Privately, Republicans have expressed frustration that automobiles powered by gas pay the tax while electric vehicles and other alternative fuel vehicles don’t. By finding an alternative that would charge non-gasoline powered vehicles, they say, they’ll make the system more fair and also place more of the tax burden on the alternative fuel vehicles more likely to actually use the roads in the future.
Lawmakers such as Rep. Sam Graves, R-Mo., the ranking member of the House Transportation and Infrastructure Committee, have suggested a shift to a national vehicle miles traveled system, but while pilot VMT programs are underway in several states, many lawmakers, including Rep. Peter A. DeFazio, D-Ore., chairman of the committee, say the idea is not yet ready for full national implementation. However, he and other Democrats have acknowledged they are open to an eventual shift to a VMT-based tax. That system, however, would apply to all vehicles.
This isn’t the first time truckers have fought a truck-only proposal. The idea was floated by staff for then-Senate Environment and Public Works Chairman John Barrasso, R-Wyo., but ultimately rejected in March 2020 by Sen. Charles E. Grassley, then chairman of the Finance Committee. Grassley told E&E News “we came to the conclusion that we would never get the vehicle miles tax for trucks included.”
Mike Matousek, manager of government affairs for the drivers association, said even though the idea was shot down last year, “nothing goes away.”

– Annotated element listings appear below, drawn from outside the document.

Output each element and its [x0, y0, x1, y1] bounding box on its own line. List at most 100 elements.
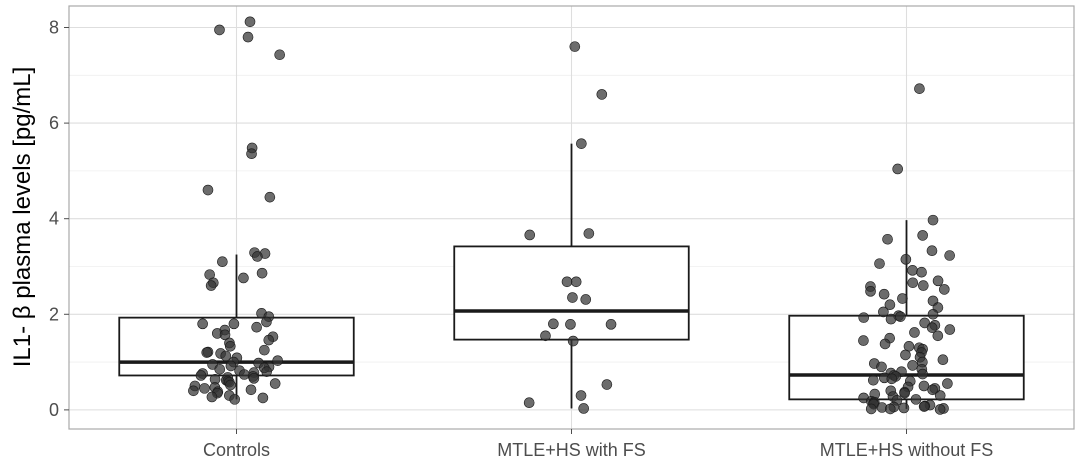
data-point: [917, 230, 928, 241]
x-tick-label: MTLE+HS without FS: [820, 440, 994, 460]
data-point: [916, 266, 927, 278]
data-point: [927, 384, 938, 396]
data-point: [939, 284, 950, 295]
data-point: [540, 330, 551, 342]
data-point: [907, 265, 918, 276]
data-point: [865, 286, 876, 297]
data-point: [879, 338, 891, 350]
data-point: [242, 31, 254, 43]
data-point: [195, 370, 207, 381]
y-axis-title: IL1- β plasma levels [pg/mL]: [9, 67, 36, 368]
x-tick-label: MTLE+HS with FS: [497, 440, 646, 460]
data-point: [858, 335, 869, 346]
data-point: [892, 163, 904, 175]
data-point: [229, 394, 241, 405]
data-point: [580, 294, 592, 305]
y-tick-label: 0: [49, 400, 59, 420]
data-point: [570, 276, 582, 288]
data-point: [605, 319, 617, 330]
data-point: [878, 288, 890, 300]
data-point: [569, 41, 581, 52]
data-point: [238, 369, 250, 380]
data-point: [248, 373, 260, 384]
data-point: [225, 379, 236, 391]
data-point: [886, 373, 898, 385]
data-point: [942, 378, 953, 389]
data-point: [548, 318, 559, 330]
y-tick-label: 2: [49, 304, 59, 324]
data-point: [220, 350, 232, 362]
data-point: [909, 327, 920, 338]
data-point: [601, 379, 613, 390]
data-point: [251, 321, 262, 333]
data-point: [272, 355, 283, 366]
data-point: [201, 347, 213, 358]
data-point: [900, 254, 912, 265]
data-point: [228, 318, 240, 330]
data-point: [206, 391, 218, 403]
data-point: [932, 275, 944, 287]
data-point: [252, 251, 263, 262]
x-tick-label: Controls: [203, 440, 270, 460]
y-tick-label: 4: [49, 209, 59, 229]
data-point: [926, 322, 938, 333]
data-point: [246, 148, 257, 159]
data-point: [865, 403, 877, 415]
y-tick-label: 6: [49, 113, 59, 133]
data-point: [596, 89, 608, 100]
data-point: [919, 317, 930, 329]
data-point: [934, 390, 946, 401]
data-point: [884, 403, 896, 415]
data-point: [264, 191, 276, 203]
data-point: [205, 280, 217, 291]
data-point: [261, 366, 272, 377]
data-point: [927, 308, 939, 320]
data-point: [898, 402, 910, 414]
data-point: [214, 24, 225, 36]
data-point: [245, 384, 257, 396]
data-point: [261, 316, 272, 328]
data-point: [217, 256, 228, 268]
data-point: [926, 245, 938, 257]
data-point: [578, 403, 589, 414]
data-point: [197, 318, 208, 330]
data-point: [224, 341, 236, 352]
data-point: [567, 335, 579, 347]
data-point: [899, 387, 910, 399]
data-point: [575, 390, 587, 401]
data-point: [917, 368, 928, 380]
data-point: [897, 293, 908, 304]
data-point: [202, 184, 214, 196]
data-point: [225, 360, 237, 372]
data-point: [910, 394, 922, 405]
data-point: [523, 397, 535, 409]
data-point: [188, 385, 199, 397]
data-point: [876, 361, 887, 373]
data-point: [219, 329, 231, 341]
data-point: [269, 378, 281, 389]
data-point: [199, 383, 210, 394]
data-point: [885, 313, 897, 325]
data-point: [256, 267, 268, 279]
data-point: [944, 250, 955, 261]
data-point: [914, 83, 925, 94]
data-point: [576, 138, 587, 149]
data-point: [944, 324, 956, 335]
data-point: [858, 312, 870, 323]
data-point: [918, 280, 929, 291]
data-point: [878, 306, 889, 318]
data-point: [238, 272, 249, 284]
data-point: [524, 229, 536, 241]
data-point: [882, 233, 893, 245]
point-layer: [188, 16, 956, 415]
data-point: [937, 354, 949, 365]
data-point: [932, 330, 944, 342]
data-point: [274, 49, 285, 61]
data-point: [567, 292, 578, 303]
data-point: [259, 344, 270, 356]
data-point: [874, 258, 885, 269]
data-point: [884, 299, 896, 311]
data-point: [583, 228, 595, 239]
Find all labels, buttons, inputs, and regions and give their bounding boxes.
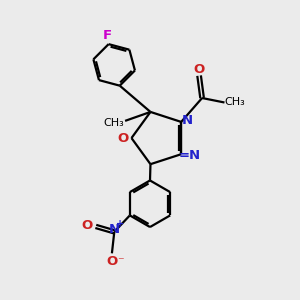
Text: F: F — [103, 29, 112, 42]
Text: N: N — [182, 114, 193, 127]
Text: O: O — [106, 255, 118, 268]
Text: N: N — [109, 223, 120, 236]
Text: =N: =N — [178, 149, 201, 162]
Text: +: + — [116, 219, 124, 230]
Text: ⁻: ⁻ — [117, 255, 124, 268]
Text: O: O — [194, 63, 205, 76]
Text: O: O — [82, 219, 93, 232]
Text: CH₃: CH₃ — [225, 98, 245, 107]
Text: O: O — [118, 132, 129, 145]
Text: CH₃: CH₃ — [103, 118, 124, 128]
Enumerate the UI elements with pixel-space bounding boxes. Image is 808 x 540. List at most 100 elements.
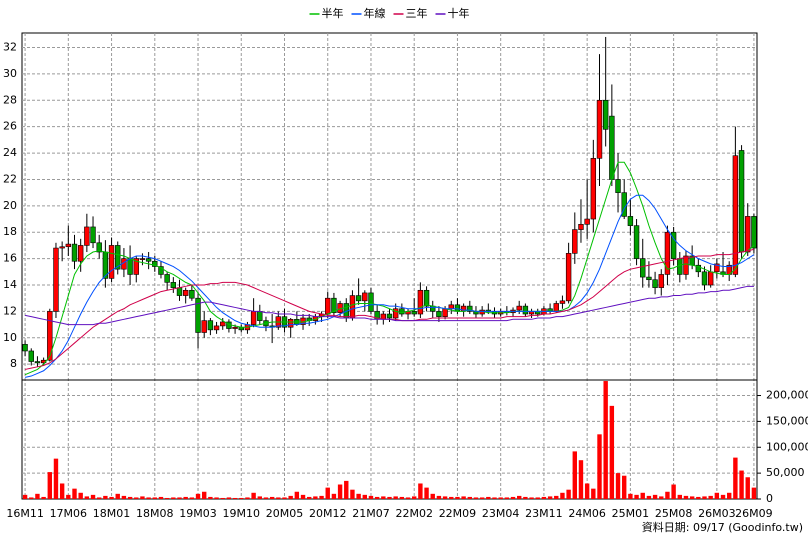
candle-body <box>516 305 522 311</box>
volume-bar <box>374 496 380 499</box>
volume-bar <box>745 477 750 499</box>
y-tick-label: 30 <box>3 67 17 80</box>
volume-bar <box>239 497 244 499</box>
volume-bar <box>158 496 164 499</box>
x-tick-label: 23M04 <box>482 507 520 520</box>
volume-bar <box>140 496 145 499</box>
volume-bar <box>634 494 639 499</box>
legend-label: 年線 <box>364 6 386 20</box>
candle-body <box>559 300 566 304</box>
candle-body <box>22 344 28 352</box>
volume-bar <box>671 484 676 499</box>
volume-bar <box>263 497 269 499</box>
volume-bar <box>84 496 90 499</box>
y-tick-label: 12 <box>3 304 17 317</box>
candle-body <box>609 115 615 180</box>
candle-body <box>47 311 53 361</box>
volume-bar <box>257 496 262 499</box>
legend-label: 十年 <box>448 6 470 20</box>
candle-body <box>454 304 461 312</box>
volume-bar <box>492 497 497 499</box>
candle-body <box>84 226 90 246</box>
legend-item: 半年 <box>309 6 344 20</box>
candle-body <box>108 245 115 279</box>
candle-body <box>565 253 572 302</box>
candle-body <box>65 243 72 248</box>
volume-bar <box>615 473 621 499</box>
volume-bar <box>350 489 355 499</box>
candle-body <box>701 271 708 286</box>
volume-bar <box>53 458 59 499</box>
volume-bar <box>59 483 65 499</box>
volume-bar <box>276 497 281 499</box>
volume-bar <box>424 487 429 499</box>
volume-bar <box>35 493 40 499</box>
volume-bar <box>467 496 472 499</box>
candle-body <box>590 158 597 220</box>
candle-body <box>145 258 152 262</box>
volume-bar <box>195 493 201 499</box>
volume-bar <box>430 493 435 499</box>
volume-bar <box>486 496 491 499</box>
volume-bar <box>288 495 293 499</box>
x-tick-label: 20M12 <box>309 507 347 520</box>
candle-body <box>392 308 399 319</box>
y-tick-label: 32 <box>3 41 17 54</box>
volume-bar <box>683 495 689 499</box>
grid-layer <box>22 33 757 499</box>
candle-body <box>133 258 139 275</box>
volume-bar <box>708 495 713 499</box>
y-tick-label: 16 <box>3 252 17 265</box>
volume-bar <box>226 497 232 499</box>
y-tick-label: 8 <box>10 357 17 370</box>
volume-bar <box>541 496 547 499</box>
candle-body <box>738 150 745 253</box>
volume-bar <box>189 497 195 499</box>
candle-body <box>664 231 671 275</box>
candle-body <box>331 297 337 314</box>
candle-body <box>59 246 65 249</box>
volume-bar <box>659 496 664 499</box>
candle-body <box>627 216 634 226</box>
volume-bar <box>134 497 139 499</box>
x-tick-label: 22M09 <box>439 507 477 520</box>
y-tick-label: 28 <box>3 93 17 106</box>
candle-body <box>28 350 34 362</box>
volume-bar <box>103 495 108 499</box>
candle-body <box>423 289 430 307</box>
candle-body <box>467 305 473 312</box>
candle-body <box>436 311 442 317</box>
volume-bar <box>622 475 627 499</box>
volume-bar <box>603 381 608 499</box>
x-tick-label: 19M10 <box>223 507 261 520</box>
volume-bar <box>442 496 448 499</box>
volume-bar <box>331 493 337 499</box>
ma-line <box>24 194 755 378</box>
volume-bar <box>412 496 417 499</box>
candle-body <box>355 295 362 302</box>
volume-bar <box>510 496 516 499</box>
volume-bar <box>418 483 423 499</box>
volume-bar <box>368 495 374 499</box>
volume-bar <box>479 497 485 499</box>
candle-body <box>658 274 664 288</box>
volume-bar <box>97 497 102 499</box>
candle-body <box>195 297 201 333</box>
candle-body <box>522 305 529 315</box>
volume-bar <box>115 493 120 499</box>
volume-bar <box>436 495 442 499</box>
volume-bar <box>646 495 652 499</box>
legend-label: 三年 <box>406 6 428 20</box>
volume-bar <box>665 491 670 499</box>
candle-body <box>53 247 59 312</box>
y-tick-label: 20 <box>3 199 17 212</box>
volume-bar <box>566 489 571 499</box>
candle-body <box>207 320 214 331</box>
volume-bar <box>449 496 454 499</box>
volume-bar <box>554 495 559 499</box>
y-tick-label: 26 <box>3 120 17 133</box>
y2-tick-label: 0 <box>766 492 773 505</box>
volume-bar <box>66 494 71 499</box>
volume-bar <box>393 496 398 499</box>
volume-bar <box>677 494 682 499</box>
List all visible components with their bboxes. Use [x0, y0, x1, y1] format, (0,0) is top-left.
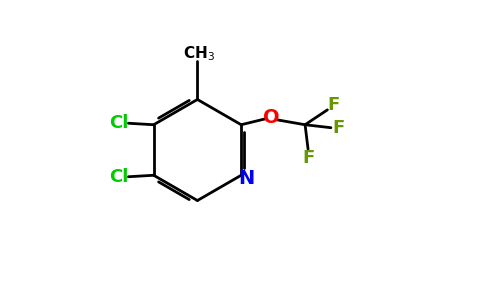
Text: F: F	[333, 119, 345, 137]
Text: N: N	[239, 169, 255, 188]
Text: O: O	[263, 108, 279, 127]
Text: CH$_3$: CH$_3$	[183, 44, 215, 63]
Text: F: F	[327, 96, 339, 114]
Text: Cl: Cl	[109, 168, 129, 186]
Text: Cl: Cl	[109, 114, 129, 132]
Text: F: F	[302, 149, 314, 167]
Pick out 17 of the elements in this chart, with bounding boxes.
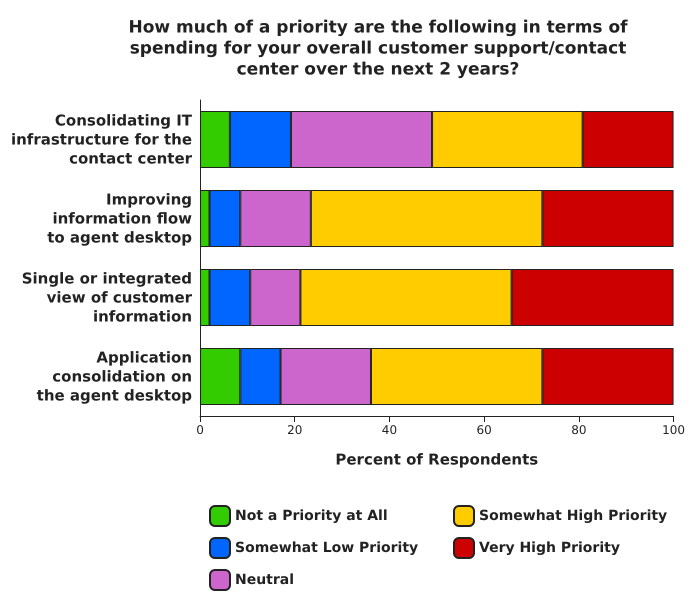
legend-label: Somewhat High Priority: [479, 508, 668, 524]
y-tick-label: Consolidating IT infrastructure for the contact center: [10, 112, 193, 168]
y-tick-label: Single or integrated view of customer information: [22, 270, 193, 326]
x-axis-title: Percent of Respondents: [335, 450, 538, 468]
legend-label: Not a Priority at All: [235, 508, 388, 524]
x-tick-label: 80: [571, 423, 586, 437]
x-tick-label: 100: [662, 423, 685, 437]
legend-label: Somewhat Low Priority: [235, 540, 418, 556]
y-tick-label: Improving information flow to agent desktop: [47, 190, 192, 246]
x-tick-label: 40: [382, 423, 398, 437]
y-tick-label: Application consolidation on the agent desktop: [36, 348, 192, 404]
legend-label: Very High Priority: [479, 540, 620, 556]
x-tick-label: 20: [287, 423, 302, 437]
chart-title: How much of a priority are the following in terms of spending for your overall customer support/contact center over the next 2 years?: [128, 18, 628, 80]
legend-label: Neutral: [235, 572, 294, 588]
x-tick-label: 0: [196, 423, 204, 437]
x-tick-label: 60: [476, 423, 492, 437]
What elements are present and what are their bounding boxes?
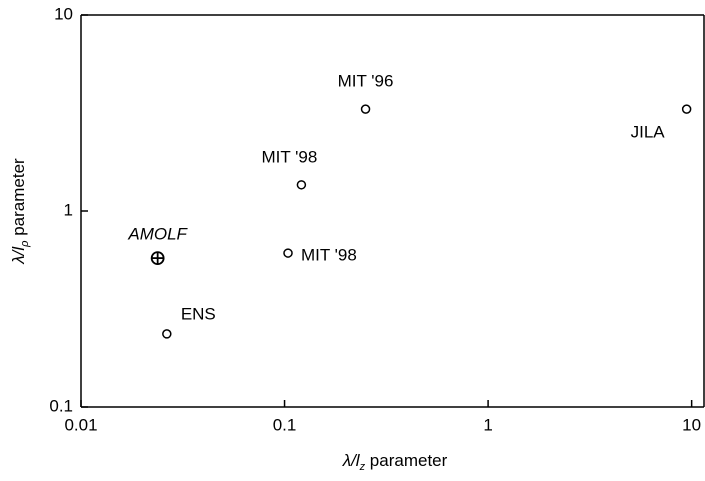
point — [283, 248, 293, 258]
y-title-rest: parameter — [9, 158, 28, 241]
x-tick-label: 1 — [483, 415, 492, 434]
point — [150, 251, 165, 266]
y-tick-label: 10 — [54, 4, 73, 23]
y-title-sub: ρ — [19, 241, 31, 248]
x-tick-label: 0.1 — [273, 415, 297, 434]
point-label: MIT '98 — [301, 246, 357, 265]
x-tick-label: 0.01 — [64, 415, 97, 434]
point-label: MIT '96 — [338, 72, 394, 91]
y-tick-label: 1 — [64, 200, 73, 219]
point-label: JILA — [631, 123, 666, 142]
point — [360, 104, 371, 114]
point — [296, 180, 307, 190]
point — [681, 104, 692, 114]
x-title-sub: z — [359, 461, 366, 473]
point-label: AMOLF — [127, 225, 188, 244]
point-label: ENS — [181, 304, 216, 323]
x-axis-title: λ/lz parameter — [342, 451, 448, 472]
point-label: MIT '98 — [261, 147, 317, 166]
point — [162, 329, 172, 339]
x-tick-label: 10 — [682, 415, 701, 434]
x-title-main: λ/l — [342, 451, 361, 470]
y-tick-label: 0.1 — [49, 396, 73, 415]
y-title-main: λ/l — [9, 246, 28, 265]
y-axis-title: λ/lρ parameter — [9, 158, 30, 265]
x-title-rest: parameter — [365, 451, 448, 470]
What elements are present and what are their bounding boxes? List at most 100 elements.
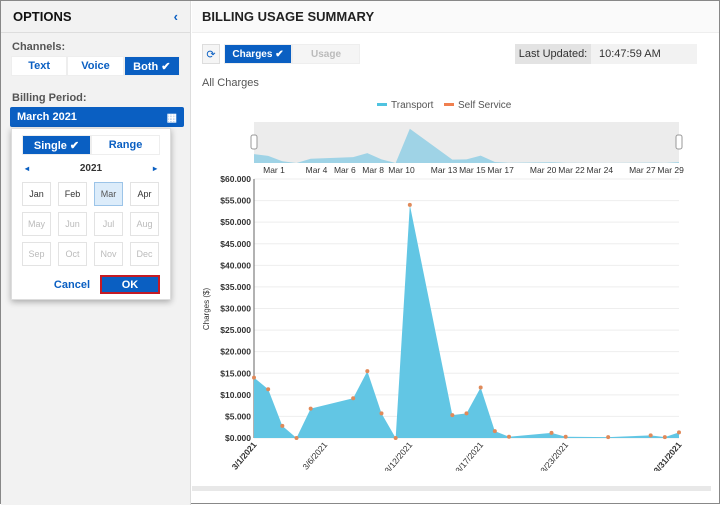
cancel-button[interactable]: Cancel [53, 278, 90, 291]
x-tick-label: 3/17/2021 [453, 440, 485, 471]
mode-single-button[interactable]: Single ✔ [22, 135, 91, 155]
y-tick-label: $50.000 [220, 217, 251, 227]
navigator-tick-label: Mar 1 [263, 165, 285, 175]
data-point[interactable] [606, 435, 611, 440]
data-point[interactable] [351, 396, 356, 401]
chevron-left-icon[interactable]: ‹ [173, 9, 178, 24]
billing-period-dropdown[interactable]: March 2021 ▦ [10, 107, 184, 127]
month-oct: Oct [58, 242, 87, 266]
month-may: May [22, 212, 51, 236]
data-point[interactable] [294, 436, 299, 440]
month-jan[interactable]: Jan [22, 182, 51, 206]
sidebar-title: OPTIONS [13, 9, 72, 24]
data-point[interactable] [280, 423, 285, 428]
y-tick-label: $40.000 [220, 260, 251, 270]
last-updated-value: 10:47:59 AM [591, 44, 697, 64]
x-tick-label: 3/12/2021 [382, 440, 414, 471]
channel-voice-button[interactable]: Voice [67, 56, 124, 76]
y-tick-label: $5.000 [225, 411, 251, 421]
month-nov: Nov [94, 242, 123, 266]
y-tick-label: $10.000 [220, 390, 251, 400]
month-mar[interactable]: Mar [94, 182, 123, 206]
navigator-tick-label: Mar 13 [431, 165, 458, 175]
y-tick-label: $30.000 [220, 304, 251, 314]
legend-item[interactable]: Self Service [458, 100, 512, 111]
refresh-icon[interactable]: ⟳ [202, 44, 220, 64]
ok-button[interactable]: OK [100, 275, 160, 294]
navigator-tick-label: Mar 17 [487, 165, 514, 175]
navigator-tick-label: Mar 24 [587, 165, 614, 175]
calendar-icon[interactable]: ▦ [166, 111, 177, 124]
tab-usage[interactable]: Usage [292, 44, 360, 64]
sidebar-header: OPTIONS ‹ [1, 1, 190, 33]
month-apr[interactable]: Apr [130, 182, 159, 206]
data-point[interactable] [478, 385, 483, 390]
data-point[interactable] [464, 411, 469, 416]
navigator-left-handle[interactable] [250, 134, 258, 150]
month-aug: Aug [130, 212, 159, 236]
mode-range-button[interactable]: Range [91, 135, 160, 155]
next-year-icon[interactable]: ▸ [152, 164, 157, 173]
y-axis-label: Charges ($) [202, 288, 211, 331]
x-tick-label: 3/31/2021 [652, 440, 684, 471]
prev-year-icon[interactable]: ◂ [25, 164, 30, 173]
data-point[interactable] [563, 434, 568, 439]
billing-period-value: March 2021 [17, 111, 77, 123]
data-point[interactable] [677, 430, 681, 435]
channel-both-button[interactable]: Both ✔ [123, 56, 180, 76]
tab-charges[interactable]: Charges ✔ [224, 44, 292, 64]
navigator-tick-label: Mar 22 [558, 165, 585, 175]
y-tick-label: $35.000 [220, 282, 251, 292]
navigator-background [254, 122, 679, 163]
legend-swatch [444, 103, 454, 106]
main-panel: BILLING USAGE SUMMARY ⟳ Charges ✔ Usage … [192, 1, 719, 505]
y-tick-label: $55.000 [220, 196, 251, 206]
x-tick-label: 3/6/2021 [300, 440, 329, 471]
channel-text-button[interactable]: Text [11, 56, 68, 76]
month-feb[interactable]: Feb [58, 182, 87, 206]
data-point[interactable] [379, 411, 384, 416]
data-point[interactable] [365, 369, 370, 374]
legend-swatch [377, 103, 387, 106]
data-point[interactable] [507, 434, 511, 439]
billing-period-label: Billing Period: [12, 92, 87, 104]
horizontal-scrollbar[interactable] [192, 486, 711, 491]
navigator-right-handle[interactable] [675, 134, 683, 150]
charges-chart: Transport Self Service Mar 1 Mar 4 Mar 6 Mar … [202, 100, 684, 471]
data-point[interactable] [308, 406, 313, 411]
y-tick-label: $20.000 [220, 347, 251, 357]
data-point[interactable] [393, 436, 398, 440]
data-point[interactable] [648, 433, 653, 438]
section-label: All Charges [202, 77, 259, 89]
y-tick-label: $0.000 [225, 433, 251, 443]
navigator-tick-label: Mar 4 [306, 165, 328, 175]
data-point[interactable] [450, 413, 455, 418]
last-updated-label: Last Updated: [515, 44, 591, 64]
y-tick-label: $60.000 [220, 174, 251, 184]
month-sep: Sep [22, 242, 51, 266]
month-dec: Dec [130, 242, 159, 266]
navigator-tick-label: Mar 15 [459, 165, 486, 175]
picker-mode-toggle: Single ✔ Range [22, 135, 160, 155]
month-jul: Jul [94, 212, 123, 236]
data-point[interactable] [407, 202, 412, 207]
options-sidebar: OPTIONS ‹ Channels: Text Voice Both ✔ Bi… [1, 1, 191, 505]
data-point[interactable] [252, 375, 256, 380]
y-tick-label: $15.000 [220, 368, 251, 378]
legend-item[interactable]: Transport [391, 100, 434, 111]
navigator-tick-label: Mar 27 [629, 165, 656, 175]
y-tick-label: $45.000 [220, 239, 251, 249]
data-point[interactable] [492, 429, 497, 434]
data-point[interactable] [549, 430, 554, 435]
navigator-tick-label: Mar 10 [388, 165, 415, 175]
navigator-tick-label: Mar 8 [362, 165, 384, 175]
view-tabs: Charges ✔ Usage [224, 44, 360, 64]
channels-toggle: Text Voice Both ✔ [11, 56, 180, 76]
data-point[interactable] [266, 387, 271, 392]
navigator-tick-label: Mar 29 [657, 165, 684, 175]
data-point[interactable] [662, 435, 667, 440]
transport-area [254, 204, 679, 438]
month-jun: Jun [58, 212, 87, 236]
month-grid: Jan Feb Mar Apr May Jun Jul Aug Sep Oct Nov Dec [22, 182, 160, 266]
y-tick-label: $25.000 [220, 325, 251, 335]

He said trucks already pay a heavy vehicle use tax of about $550 a year, a federal diesel tax of 24.3 cents a gallon, and a federal excise tax of 12 percent on the purchase of new trucks and trailers. Gasoline is taxed at 18.3 cents a gallon.
That doesn’t count the variety of state and local taxes that they pay.
Trucks, he said, were one of the few modes of transportation that did not receive federal assistance during the pandemic. The industry “couldn’t even get a couple hundred million for truck parking, which has been an issue for decades,” he said.
He said the larger problem is Congress’ complete unwillingness to address a trust fund that has faced a shortfall for 15 years. By singling truckers out, he said, “they’re asking us to clean up the mess that Congress created.”
“We’re not responsible for the deficit spending,” he said. “And we sure as hell shouldn’t be asked to pay for it all.”
Katherine Tully-McManus contributed to this report.